Nitekim, doktrinde de bu husus; “İptal kararı, iptal edilen karara istinat eden, onunla doğrudan doğruya alakalı tasarruflara da şamil olmakta ve bu suretle iptal hükmü, iptal edilen karara dayanan, onunla bağlı bir mahiyet arzeden tekmil tasarrufları ortadan kaldırmak suretiyle makabline şamil olmaktadır.” şeklinde ifade edilmektedir(Ord. Prof Sıddık Sami Onar; İdare Hukukunun Umumi Esasları).

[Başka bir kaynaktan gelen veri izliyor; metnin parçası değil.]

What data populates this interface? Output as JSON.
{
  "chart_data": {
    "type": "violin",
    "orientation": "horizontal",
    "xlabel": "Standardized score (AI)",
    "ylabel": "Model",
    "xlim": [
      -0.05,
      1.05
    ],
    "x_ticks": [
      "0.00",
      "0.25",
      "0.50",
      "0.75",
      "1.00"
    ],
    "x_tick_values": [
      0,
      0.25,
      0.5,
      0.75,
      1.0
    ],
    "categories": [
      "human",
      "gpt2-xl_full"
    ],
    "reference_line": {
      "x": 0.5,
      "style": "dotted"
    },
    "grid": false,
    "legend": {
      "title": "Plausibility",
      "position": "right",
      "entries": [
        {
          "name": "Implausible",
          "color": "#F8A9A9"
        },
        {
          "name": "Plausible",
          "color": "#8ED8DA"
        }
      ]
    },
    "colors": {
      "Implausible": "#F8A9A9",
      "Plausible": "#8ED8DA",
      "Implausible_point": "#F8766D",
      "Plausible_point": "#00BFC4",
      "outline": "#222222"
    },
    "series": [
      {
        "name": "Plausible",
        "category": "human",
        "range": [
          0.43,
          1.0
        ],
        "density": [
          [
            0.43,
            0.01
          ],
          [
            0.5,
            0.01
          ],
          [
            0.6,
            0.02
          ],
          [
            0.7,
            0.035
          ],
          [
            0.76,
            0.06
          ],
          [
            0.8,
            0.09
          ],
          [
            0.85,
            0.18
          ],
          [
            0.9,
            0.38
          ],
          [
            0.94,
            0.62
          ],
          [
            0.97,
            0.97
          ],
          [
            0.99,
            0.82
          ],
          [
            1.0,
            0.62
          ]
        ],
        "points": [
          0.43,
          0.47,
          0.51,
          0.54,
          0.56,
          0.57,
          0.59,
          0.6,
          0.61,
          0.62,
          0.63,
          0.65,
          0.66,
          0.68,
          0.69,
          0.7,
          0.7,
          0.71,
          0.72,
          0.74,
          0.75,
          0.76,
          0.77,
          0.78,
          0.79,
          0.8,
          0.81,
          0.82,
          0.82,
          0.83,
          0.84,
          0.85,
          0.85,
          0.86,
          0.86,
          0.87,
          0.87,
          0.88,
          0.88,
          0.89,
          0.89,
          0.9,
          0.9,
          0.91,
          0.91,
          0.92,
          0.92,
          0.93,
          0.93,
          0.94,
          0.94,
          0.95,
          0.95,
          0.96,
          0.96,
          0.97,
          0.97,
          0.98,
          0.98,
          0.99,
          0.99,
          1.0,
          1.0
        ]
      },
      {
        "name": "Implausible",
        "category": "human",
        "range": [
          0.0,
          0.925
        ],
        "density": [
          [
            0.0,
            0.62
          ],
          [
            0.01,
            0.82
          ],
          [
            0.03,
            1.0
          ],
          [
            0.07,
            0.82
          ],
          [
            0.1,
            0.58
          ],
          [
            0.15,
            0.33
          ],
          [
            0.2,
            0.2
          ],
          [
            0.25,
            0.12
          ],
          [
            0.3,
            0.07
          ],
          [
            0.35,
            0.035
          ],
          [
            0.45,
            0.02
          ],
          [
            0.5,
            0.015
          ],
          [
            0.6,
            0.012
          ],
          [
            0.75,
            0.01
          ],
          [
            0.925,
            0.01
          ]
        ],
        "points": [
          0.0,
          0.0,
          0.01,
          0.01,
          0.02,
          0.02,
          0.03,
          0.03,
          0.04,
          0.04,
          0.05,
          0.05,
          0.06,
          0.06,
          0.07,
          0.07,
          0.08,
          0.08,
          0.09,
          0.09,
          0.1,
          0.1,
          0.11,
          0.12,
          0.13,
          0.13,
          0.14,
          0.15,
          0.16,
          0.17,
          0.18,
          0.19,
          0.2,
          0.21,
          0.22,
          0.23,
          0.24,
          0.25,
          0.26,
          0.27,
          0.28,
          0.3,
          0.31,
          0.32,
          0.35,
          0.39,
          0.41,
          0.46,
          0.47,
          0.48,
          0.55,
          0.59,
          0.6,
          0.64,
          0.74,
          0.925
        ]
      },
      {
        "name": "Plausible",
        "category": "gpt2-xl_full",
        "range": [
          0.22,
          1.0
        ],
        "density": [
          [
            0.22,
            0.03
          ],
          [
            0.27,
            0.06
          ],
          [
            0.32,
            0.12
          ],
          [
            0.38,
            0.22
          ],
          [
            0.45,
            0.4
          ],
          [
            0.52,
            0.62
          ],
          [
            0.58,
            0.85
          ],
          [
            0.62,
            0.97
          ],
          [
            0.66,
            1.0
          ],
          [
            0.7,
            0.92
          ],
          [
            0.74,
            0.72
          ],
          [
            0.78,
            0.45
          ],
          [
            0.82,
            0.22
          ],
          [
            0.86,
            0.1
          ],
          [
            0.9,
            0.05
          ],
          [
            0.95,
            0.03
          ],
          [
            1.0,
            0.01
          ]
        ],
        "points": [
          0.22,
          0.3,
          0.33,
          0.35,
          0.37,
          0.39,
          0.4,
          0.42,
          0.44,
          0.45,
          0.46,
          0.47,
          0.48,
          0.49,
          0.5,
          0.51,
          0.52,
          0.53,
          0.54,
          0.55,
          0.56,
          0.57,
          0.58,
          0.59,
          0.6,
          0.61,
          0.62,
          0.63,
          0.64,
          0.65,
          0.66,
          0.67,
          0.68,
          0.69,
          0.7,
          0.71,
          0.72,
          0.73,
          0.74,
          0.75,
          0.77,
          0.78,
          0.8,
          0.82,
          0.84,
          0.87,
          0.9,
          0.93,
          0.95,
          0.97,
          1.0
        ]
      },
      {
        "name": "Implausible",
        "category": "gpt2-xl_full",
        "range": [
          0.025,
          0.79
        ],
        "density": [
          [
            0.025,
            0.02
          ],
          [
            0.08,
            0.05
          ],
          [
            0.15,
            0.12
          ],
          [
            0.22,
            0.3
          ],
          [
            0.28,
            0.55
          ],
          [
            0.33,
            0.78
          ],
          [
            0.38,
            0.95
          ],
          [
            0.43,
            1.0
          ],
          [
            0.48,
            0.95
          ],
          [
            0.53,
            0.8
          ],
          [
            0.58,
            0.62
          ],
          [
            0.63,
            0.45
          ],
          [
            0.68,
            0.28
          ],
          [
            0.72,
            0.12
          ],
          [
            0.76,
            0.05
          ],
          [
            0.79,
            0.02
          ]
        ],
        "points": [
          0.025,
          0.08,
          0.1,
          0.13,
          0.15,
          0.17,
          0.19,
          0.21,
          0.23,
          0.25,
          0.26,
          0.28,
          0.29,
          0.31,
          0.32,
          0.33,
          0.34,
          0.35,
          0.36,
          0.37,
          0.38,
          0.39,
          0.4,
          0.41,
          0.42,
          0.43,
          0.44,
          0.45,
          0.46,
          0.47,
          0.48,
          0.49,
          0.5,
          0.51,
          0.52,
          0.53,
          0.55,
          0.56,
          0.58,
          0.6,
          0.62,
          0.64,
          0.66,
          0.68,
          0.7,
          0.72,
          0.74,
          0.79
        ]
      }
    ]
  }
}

Tüm bu açıklamalar ışığında somut olay incelendiğinde; davaya konu edilen düzenleyici işlem (metedoloji), hukuka aykırı bulunarak Danıştay tarafından iptal edilmiş, dolayısıyla dava konusu edilen düzenleyici işlem ile bu işleme bağlı olarak EPDK tarafından tesis edilen diğer düzenleyici işlemlerde ortadan kalkmıştır. Eş söyleyişle; davalı şirket, serbest tüketici olan davacı ... abonesinden, iptal edilen düzenleyici işleme bağlı olarak davaya konu edilen dönemde tahsil etmiş olduğu PSH bedellerini iade etmekle yükümlüdür.
Bundan ayrı; davada, davalı şirketin, iptal edilen düzenleyici işlemi esas alarak (tüketilen enerji miktarı-kWh üzerinden) tanzim ettiği faturalar ile elektrik abonesi olan davacı şirketten tahsil ettiği PSH bedelinin tahsili istenilmiştir. Bozma ilamında belirtilen, 6446 sayılı Elektrik
Piyasası Kanunu"nda 6719 sayılı Kanun ile yapılan değişiklikler ise, EPDK"nın halen yürürlükte olan düzenleyici işlemleri hakkında uygulama alanı bulacaktır. Bu nedenle, anılan yasa değişikliklerinin, somut olay bakımından bir etkisi bulunmamaktadır.
Hal böyle olunca, mahkemenin aynı gerekçeye dayalı, davanın kabulüne dair direnme kararı usul ve yasaya uygun olup, onanmalıdır.
SONUÇ: Yukarıda açıklanan nedenlerle, davalı vekilinin yerinde bulunmayan bütün temyiz itirazlarının reddi ile usul ve kanuna uygun olan hükmün ONANMASINA, 316,00 TL bakiye temyiz harcının temyiz edene yükletilmesine, 6100 sayılı HMK"nın Geçici Madde 3 atfıyla 1086 sayılı HUMK"nın 440 ıncı maddesi gereğince karar düzeltme yolu kapalı olmak üzere, 09/06/2020 tarihinde oy birliği ile karar verildi.